Bertahan Hidup Sebagai Penyihir di Akademi Sihir - Chapter 437
Bab 437
Bab 437
Faktanya, dua kali pemanggilan pun sudah kelewat batas.
Hal sembrono macam apa yang dilakukannya terhadap seorang penyihir yang terlihat begitu muda?
Terlebih lagi, itu terjadi tepat setelah dia memanggil sejumlah besar petir. Bahkan jika dia memeras mana dari darahnya, itu tidak akan sebanyak itu.
Tetapi kini setelah seekor griffin muncul, kesabaran Bagdugul habis.
“Aku akan membunuhmu!”
Saat aura merah tua penuh niat membunuh berkedip-kedip dan mengembun pada pedang yang seperti tusuk sate itu, Yi-Han berteriak kepada Niffirg.
“Mundur, Niffirg!”
Keterampilan pedang lawannya tidak biasa. Tampaknya berada pada level yang sama dengan Jangcliff. Jika dia tertangkap oleh lawan seperti itu, leher griffin pun bisa terpotong.
Sharakan dan prajurit kerangka Gonadaltes, yang tidak peduli dengan kerusakan, bergegas masuk.
“Gonadaltes.
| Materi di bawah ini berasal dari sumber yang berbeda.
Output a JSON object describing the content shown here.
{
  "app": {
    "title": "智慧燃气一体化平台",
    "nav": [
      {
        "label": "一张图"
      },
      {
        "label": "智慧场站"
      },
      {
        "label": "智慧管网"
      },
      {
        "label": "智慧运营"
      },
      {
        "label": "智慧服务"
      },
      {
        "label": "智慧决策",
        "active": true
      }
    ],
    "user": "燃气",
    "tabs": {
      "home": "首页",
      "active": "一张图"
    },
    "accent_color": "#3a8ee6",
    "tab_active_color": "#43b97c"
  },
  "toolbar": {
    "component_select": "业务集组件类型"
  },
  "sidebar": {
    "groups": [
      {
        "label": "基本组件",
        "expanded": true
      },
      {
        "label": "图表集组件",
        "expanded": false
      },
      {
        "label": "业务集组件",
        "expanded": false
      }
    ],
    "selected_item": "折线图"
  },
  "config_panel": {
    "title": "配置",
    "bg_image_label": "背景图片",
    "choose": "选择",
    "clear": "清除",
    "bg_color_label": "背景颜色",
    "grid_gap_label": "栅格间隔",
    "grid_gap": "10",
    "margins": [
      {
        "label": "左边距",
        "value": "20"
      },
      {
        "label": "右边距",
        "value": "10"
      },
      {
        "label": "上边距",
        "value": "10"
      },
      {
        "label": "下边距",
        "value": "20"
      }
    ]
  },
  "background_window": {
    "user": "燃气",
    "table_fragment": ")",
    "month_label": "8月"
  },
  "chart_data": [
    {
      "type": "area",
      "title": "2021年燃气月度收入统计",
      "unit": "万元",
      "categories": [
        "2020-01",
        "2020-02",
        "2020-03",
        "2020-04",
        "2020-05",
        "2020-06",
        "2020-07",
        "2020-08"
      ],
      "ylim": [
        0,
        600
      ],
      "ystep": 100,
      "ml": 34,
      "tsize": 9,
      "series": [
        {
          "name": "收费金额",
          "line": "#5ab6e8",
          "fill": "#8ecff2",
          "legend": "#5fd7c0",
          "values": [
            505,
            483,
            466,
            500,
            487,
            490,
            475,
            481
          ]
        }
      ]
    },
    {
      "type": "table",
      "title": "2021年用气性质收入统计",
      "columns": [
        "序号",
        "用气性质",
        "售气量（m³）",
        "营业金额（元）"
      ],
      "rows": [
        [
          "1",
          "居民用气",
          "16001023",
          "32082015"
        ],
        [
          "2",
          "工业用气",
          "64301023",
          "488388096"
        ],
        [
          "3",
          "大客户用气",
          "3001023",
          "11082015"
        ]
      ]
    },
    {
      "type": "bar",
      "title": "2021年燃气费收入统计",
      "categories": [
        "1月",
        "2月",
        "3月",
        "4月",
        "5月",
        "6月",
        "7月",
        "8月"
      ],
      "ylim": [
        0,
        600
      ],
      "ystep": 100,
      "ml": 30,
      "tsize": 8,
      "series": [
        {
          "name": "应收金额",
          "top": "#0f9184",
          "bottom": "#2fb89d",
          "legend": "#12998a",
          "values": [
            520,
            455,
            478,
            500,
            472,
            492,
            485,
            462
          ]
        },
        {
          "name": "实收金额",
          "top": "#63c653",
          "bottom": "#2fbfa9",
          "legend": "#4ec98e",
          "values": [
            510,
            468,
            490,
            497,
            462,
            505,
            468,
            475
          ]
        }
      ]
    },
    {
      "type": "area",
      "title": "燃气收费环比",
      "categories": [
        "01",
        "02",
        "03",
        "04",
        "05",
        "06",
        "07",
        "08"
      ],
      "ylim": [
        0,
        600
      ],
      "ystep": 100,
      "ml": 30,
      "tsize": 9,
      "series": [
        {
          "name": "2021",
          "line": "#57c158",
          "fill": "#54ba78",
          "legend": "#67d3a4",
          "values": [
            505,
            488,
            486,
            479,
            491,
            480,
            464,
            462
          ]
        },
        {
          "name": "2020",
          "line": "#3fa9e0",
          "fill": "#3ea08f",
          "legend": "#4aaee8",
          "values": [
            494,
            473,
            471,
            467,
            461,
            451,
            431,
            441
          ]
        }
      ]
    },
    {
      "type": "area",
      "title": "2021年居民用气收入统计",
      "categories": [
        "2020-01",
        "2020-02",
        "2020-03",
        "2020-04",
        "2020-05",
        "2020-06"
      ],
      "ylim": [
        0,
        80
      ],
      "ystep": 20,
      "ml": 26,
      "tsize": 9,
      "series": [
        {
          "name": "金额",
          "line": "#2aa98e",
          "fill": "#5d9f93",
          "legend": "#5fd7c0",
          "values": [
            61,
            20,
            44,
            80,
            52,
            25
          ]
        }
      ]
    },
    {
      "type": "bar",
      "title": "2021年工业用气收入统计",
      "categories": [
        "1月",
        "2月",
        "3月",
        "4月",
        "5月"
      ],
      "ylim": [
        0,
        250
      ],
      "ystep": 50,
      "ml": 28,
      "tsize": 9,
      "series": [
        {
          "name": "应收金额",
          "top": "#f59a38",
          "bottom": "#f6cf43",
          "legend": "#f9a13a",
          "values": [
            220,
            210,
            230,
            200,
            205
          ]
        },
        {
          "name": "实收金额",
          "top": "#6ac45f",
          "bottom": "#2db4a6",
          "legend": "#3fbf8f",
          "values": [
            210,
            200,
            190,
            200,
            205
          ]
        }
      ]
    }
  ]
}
Aku mengandalkanmu!”
“Apa, siapa…!”
Retakan!
Bahkan dalam keterkejutannya, Bagdugul secara akurat menembus prajurit kerangka itu dengan auranya.
Aura pendekar pedang yang tercipta melalui latihan menyakitkan tak berujung, merupakan kristalisasi ketahanan dan sekaligus tombak yang dapat menembus apa pun.
Untuk menembus kerangka yang diperkuat dengan menumpuk lebih dari sepuluh prajurit kerangka, bahkan dengan perisainya.
Yi-Han tidak dapat menahan diri untuk tidak terkejut oleh kekuatan penghancur yang melampaui ekspektasi.
‘Apa-apaan ini…!’
Tetapi ada juga sesuatu yang tidak diharapkan Bagdugul.
Mata Bagdugul terbelalak saat prajurit kerangka itu berpegangan erat tanpa peduli.
Tak peduli berapa lapis pelindung tulang ditambahkan, ia tetap bertahan tanpa bisa segera dibatalkan oleh auranya.
“Apa-apaan ini…!”
Memanfaatkan celah itu, Sharakan menggigit pergelangan kaki Bagdugul dengan suara yang ganas.
Bagdugul mengutuk dan mencoba menendang Sharakan, tetapi Sharakan tidak serakah dan segera mundur.
“Huff, huff…”
Prajurit kerangka itu akhirnya dipanggil kembali. Bagdugul menjauh dari prajurit kerangka itu tanpa memberi jarak sedikit pun.
Serangan sebenarnya dari penyihir hitam dimulai setelah pemanggilan tersebut dikalahkan.
Bahkan mayat panggilan pun harus diwaspadai.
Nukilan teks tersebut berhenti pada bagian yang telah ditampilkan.